IBM Books

Building Applications for UNIX** Environments


Chapter 4. Building AIX Embedded SQL Applications

This chapter provides detailed information for building embedded SQL applications on AIX. In the script files, commands that begin with db2 are Command Line Processor (CLP) commands. Refer to the Command Reference if you need more information about CLP commands.

General Points for Building and Running DB2 Programs

  1. You must build and run DB2 applications from a window where your environment variables are set. You can do this by running db2profile. Refer to "Setting Your Environment" if you need more information.

  2. To build DB2 programs containing embedded SQL, or to run any DB2 programs, the database manager on the server must be started. Start the database manager, if it is not already running, by entering the following command on the server:
    db2start
    

Considerations for running IBM and Micro Focus COBOL

Because of the way AIX loads stored procedures and resolves library references within them, there are requirements on how COBOL should be installed. These requirements become a factor when a COBOL program loads a shared library (stored procedure) at run time.

When a stored procedure is loaded, the chain of libraries it refers to must also be loaded. When AIX searches for a library only indirectly referenced by your program, it must use the path compiled into the library that referenced it when it was built by the language provider (IBM COBOL or Micro Focus COBOL). This path may very well not be the same path in which the compiler was installed. If the library in the chain cannot be found, the stored procedure load will fail, and you will receive SQLCODE -10013.

To ensure this does not happen, install the compiler wherever you want, then create symbolic links of all language libraries from the install directory into /usr/lib (a directory that is almost always searched when a library needs to be loaded). You could link the libraries into sqllib/function (the stored procedure directory), but this only works for one database instance; /usr/lib works for everyone on the machine. It is strongly recommended that you do not copy the libraries in; this especially applies to Micro Focus COBOL when multiple copies of the libraries exist.

A sample symbolic link of Micro Focus COBOL is provided below (assuming it is installed in /usr/lpp/cobdir):

    [1]> su root
    [2]> cd /usr/lib
    [1]> ln -sf /usr/lpp/cobdir/coblib/*.a .
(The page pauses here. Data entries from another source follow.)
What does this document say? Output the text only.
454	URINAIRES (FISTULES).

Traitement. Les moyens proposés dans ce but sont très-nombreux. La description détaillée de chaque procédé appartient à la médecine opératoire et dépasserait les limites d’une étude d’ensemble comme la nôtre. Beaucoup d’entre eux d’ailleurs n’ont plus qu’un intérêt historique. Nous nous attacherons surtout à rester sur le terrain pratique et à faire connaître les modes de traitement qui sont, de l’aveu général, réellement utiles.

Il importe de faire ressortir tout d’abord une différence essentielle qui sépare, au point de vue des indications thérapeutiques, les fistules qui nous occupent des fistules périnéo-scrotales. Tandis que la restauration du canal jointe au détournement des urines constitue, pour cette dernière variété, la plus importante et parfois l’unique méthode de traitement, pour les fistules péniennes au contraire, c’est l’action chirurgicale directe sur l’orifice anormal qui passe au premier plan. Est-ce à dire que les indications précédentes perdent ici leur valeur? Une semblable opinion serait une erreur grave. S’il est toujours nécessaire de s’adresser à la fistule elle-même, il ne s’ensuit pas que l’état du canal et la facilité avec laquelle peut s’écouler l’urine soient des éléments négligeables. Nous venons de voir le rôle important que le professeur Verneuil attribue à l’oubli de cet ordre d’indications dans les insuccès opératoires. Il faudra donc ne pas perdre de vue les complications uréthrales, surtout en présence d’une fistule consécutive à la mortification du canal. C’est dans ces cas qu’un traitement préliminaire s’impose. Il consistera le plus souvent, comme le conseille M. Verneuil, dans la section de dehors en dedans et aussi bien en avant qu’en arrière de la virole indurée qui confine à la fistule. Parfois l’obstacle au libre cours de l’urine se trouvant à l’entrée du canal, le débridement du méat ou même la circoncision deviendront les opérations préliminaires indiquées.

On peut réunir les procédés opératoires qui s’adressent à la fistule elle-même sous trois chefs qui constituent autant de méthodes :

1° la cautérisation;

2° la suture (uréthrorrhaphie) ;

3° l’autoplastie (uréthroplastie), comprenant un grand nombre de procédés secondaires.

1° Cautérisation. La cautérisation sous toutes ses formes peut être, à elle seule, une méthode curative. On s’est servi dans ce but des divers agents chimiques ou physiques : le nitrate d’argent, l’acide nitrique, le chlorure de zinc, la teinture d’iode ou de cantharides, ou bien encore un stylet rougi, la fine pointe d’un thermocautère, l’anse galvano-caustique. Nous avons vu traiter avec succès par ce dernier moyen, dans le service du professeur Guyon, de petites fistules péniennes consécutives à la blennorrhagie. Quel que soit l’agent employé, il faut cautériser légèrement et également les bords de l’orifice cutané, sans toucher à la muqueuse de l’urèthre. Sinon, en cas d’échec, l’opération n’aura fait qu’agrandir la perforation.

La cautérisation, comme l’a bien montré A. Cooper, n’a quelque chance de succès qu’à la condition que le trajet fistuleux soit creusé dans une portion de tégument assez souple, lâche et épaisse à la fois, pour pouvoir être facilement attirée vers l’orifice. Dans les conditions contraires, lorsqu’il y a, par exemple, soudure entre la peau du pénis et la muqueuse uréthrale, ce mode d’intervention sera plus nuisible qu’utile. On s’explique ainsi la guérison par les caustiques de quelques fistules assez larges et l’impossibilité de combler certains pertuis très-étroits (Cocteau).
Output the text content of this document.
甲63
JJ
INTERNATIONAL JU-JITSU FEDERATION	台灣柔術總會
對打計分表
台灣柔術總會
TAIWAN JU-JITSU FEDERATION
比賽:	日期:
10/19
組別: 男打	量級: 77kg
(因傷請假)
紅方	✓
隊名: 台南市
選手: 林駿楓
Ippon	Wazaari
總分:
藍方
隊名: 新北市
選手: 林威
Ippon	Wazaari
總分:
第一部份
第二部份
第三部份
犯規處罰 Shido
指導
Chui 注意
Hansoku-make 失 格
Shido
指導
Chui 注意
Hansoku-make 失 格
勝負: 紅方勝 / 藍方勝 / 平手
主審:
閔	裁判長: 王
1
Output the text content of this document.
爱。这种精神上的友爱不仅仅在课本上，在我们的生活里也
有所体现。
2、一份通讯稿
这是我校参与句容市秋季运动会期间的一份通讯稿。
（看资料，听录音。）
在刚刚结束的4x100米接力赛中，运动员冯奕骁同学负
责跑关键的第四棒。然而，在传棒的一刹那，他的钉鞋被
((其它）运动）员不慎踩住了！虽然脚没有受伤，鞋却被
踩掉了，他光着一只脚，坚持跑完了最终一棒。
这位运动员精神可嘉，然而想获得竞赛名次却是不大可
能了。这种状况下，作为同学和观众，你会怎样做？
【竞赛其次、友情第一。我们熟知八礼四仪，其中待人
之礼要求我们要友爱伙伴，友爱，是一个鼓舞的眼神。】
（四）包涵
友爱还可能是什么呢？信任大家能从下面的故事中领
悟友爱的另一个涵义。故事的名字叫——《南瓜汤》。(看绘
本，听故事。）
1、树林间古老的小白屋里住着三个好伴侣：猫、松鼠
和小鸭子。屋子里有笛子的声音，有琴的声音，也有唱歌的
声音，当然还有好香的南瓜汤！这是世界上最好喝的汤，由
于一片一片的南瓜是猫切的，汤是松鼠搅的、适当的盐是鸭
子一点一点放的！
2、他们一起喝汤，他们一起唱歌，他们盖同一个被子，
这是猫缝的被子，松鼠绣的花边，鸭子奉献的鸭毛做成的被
About Stored Procedures and User-Defined Functions (UDFs)

Stored procedures are programs that access the database and return information to your client application. User-Defined Functions (UDFs) are your own scalar or table functions. Stored procedures and UDFs are compiled on the server, and stored and executed in a shared library on the server. This shared library is created when you compile the stored procedures and UDFs.

The shared library has an entry point, which is called from the server to access procedures in the shared library. The IBM XL C compiler on AIX allows you to specify any exported function name in the library as the default entry point. This is the function that is called if only the library name is specified in a stored procedure call or CREATE FUNCTION statement. This can be done with the -e option in the link step. For example:

-e funcname

makes funcname the default entry point. For information on how this relates to the CREATE FUNCTION statement, see "Relationship to Your CREATE FUNCTION Statement".

On other UNIX platforms, no such mechanism exists, so the default entry point is assumed by DB2 to be the same name as the library itself.

AIX requires you to provide an export file which specifies which global functions in the library are callable from outside it. This file must include the names of all stored procedures and/or user-defined functions in the library. Other UNIX platforms simply export all global functions in the library. This is an example of an AIX export file:



#! outsrv export file
outsrv

The export file outsrv.exp lists the stored procedure outsrv. The linker uses outsrv.exp to create the shared library outsrv that contains the stored procedure of the same name.
Note:After the shared library is built, it is typically copied into a directory from which DB2 will access it. When attempting to replace either a stored procedure or a user-defined function shared library, you should either run /usr/sbin/slibclean to flush the AIX shared library cache, or remove the library from the target directory and then copy the library from the source directory to the target directory. Otherwise, the copy operation may fail because AIX keeps a cache of referenced libraries and does not allow the library to be overwritten.

The AIX compiler documentation has additional information on export files.